Logan Lucky (12A)
Making a welcome return to directing feature films after a mercifully short-lived hiatus, Steven Soderbergh doubles down on the breezy brilliance that made Magic
Mike, Ocean’s Eleven and Out of Sight such bright spots on the blockbuster landscape with a film that brings summer to a close in effortless style. Re-teaming with Channing Tatum for the fourth time, Logan Lucky sees Soderbergh exercise his comedy chops once again with a hillbilly heist film that affectionately satirises and celebrates an American heartland too easily demonised for its broad support of the current president. Not that politics are much on the mind of Jimmy Logan (Tatum).
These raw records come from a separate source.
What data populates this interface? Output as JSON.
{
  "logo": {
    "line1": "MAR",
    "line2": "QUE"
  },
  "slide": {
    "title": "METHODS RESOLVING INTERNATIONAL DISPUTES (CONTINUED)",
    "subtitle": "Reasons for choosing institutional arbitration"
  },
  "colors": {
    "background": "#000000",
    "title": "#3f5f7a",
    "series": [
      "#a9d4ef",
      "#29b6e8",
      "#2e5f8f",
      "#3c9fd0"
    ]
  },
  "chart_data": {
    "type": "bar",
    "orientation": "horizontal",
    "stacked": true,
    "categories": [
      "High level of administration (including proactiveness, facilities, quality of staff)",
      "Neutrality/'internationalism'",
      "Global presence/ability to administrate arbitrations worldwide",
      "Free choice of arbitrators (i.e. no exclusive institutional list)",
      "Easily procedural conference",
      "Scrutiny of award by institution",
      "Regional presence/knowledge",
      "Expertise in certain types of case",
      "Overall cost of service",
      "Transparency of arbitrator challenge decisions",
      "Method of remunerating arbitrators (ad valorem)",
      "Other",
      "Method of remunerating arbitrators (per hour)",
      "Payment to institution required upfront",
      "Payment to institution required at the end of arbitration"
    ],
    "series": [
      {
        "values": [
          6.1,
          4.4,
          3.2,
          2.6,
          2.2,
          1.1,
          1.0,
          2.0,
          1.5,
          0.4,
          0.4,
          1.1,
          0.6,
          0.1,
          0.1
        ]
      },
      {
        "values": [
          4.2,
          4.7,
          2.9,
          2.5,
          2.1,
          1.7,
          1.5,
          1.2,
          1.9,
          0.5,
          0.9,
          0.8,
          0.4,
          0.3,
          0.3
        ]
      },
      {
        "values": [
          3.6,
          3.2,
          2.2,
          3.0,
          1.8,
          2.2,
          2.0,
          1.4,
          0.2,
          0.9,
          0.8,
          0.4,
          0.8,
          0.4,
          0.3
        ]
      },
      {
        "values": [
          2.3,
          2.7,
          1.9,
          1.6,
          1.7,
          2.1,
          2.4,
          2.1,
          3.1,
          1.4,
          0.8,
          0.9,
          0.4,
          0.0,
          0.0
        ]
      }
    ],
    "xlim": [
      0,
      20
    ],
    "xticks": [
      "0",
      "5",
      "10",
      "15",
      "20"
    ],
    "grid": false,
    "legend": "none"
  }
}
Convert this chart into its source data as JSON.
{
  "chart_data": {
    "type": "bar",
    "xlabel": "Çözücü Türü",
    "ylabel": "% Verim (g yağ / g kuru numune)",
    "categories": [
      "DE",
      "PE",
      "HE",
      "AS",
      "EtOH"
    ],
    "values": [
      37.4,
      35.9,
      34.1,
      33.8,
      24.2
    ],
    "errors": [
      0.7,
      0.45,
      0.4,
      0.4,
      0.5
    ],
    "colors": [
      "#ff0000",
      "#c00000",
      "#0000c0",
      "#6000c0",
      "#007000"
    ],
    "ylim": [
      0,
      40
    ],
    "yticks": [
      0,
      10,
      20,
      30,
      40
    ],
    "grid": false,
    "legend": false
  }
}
Though hurting financially thanks to a failing economy, he’s got a fool-proof plan to break what’s become something of a family curse by pulling off a daring heist in the middle of a NASCAR race. Teaming up with his onearmed brother Clyde (Adam Driver) and their no-nonsense hairdresser sister Mellie (Riley Keough), Jimmy’s plan isn’t slick or hi-tech, but it is ingenious, requiring them – among other things – to break an explosives expert called Joe Bang (Daniel Craig) out of and then back into jail in order to pull it off. As with the Ocean’s movies it’s the camaraderie rather than the crime that’s the selling point and Soderbergh’s cast are a blast, particularly Craig (who’s funny in way he’s never really been allowed to demonstrate before) and Driver, who gets the film’s biggest laugh as the hapless, handless Clyde.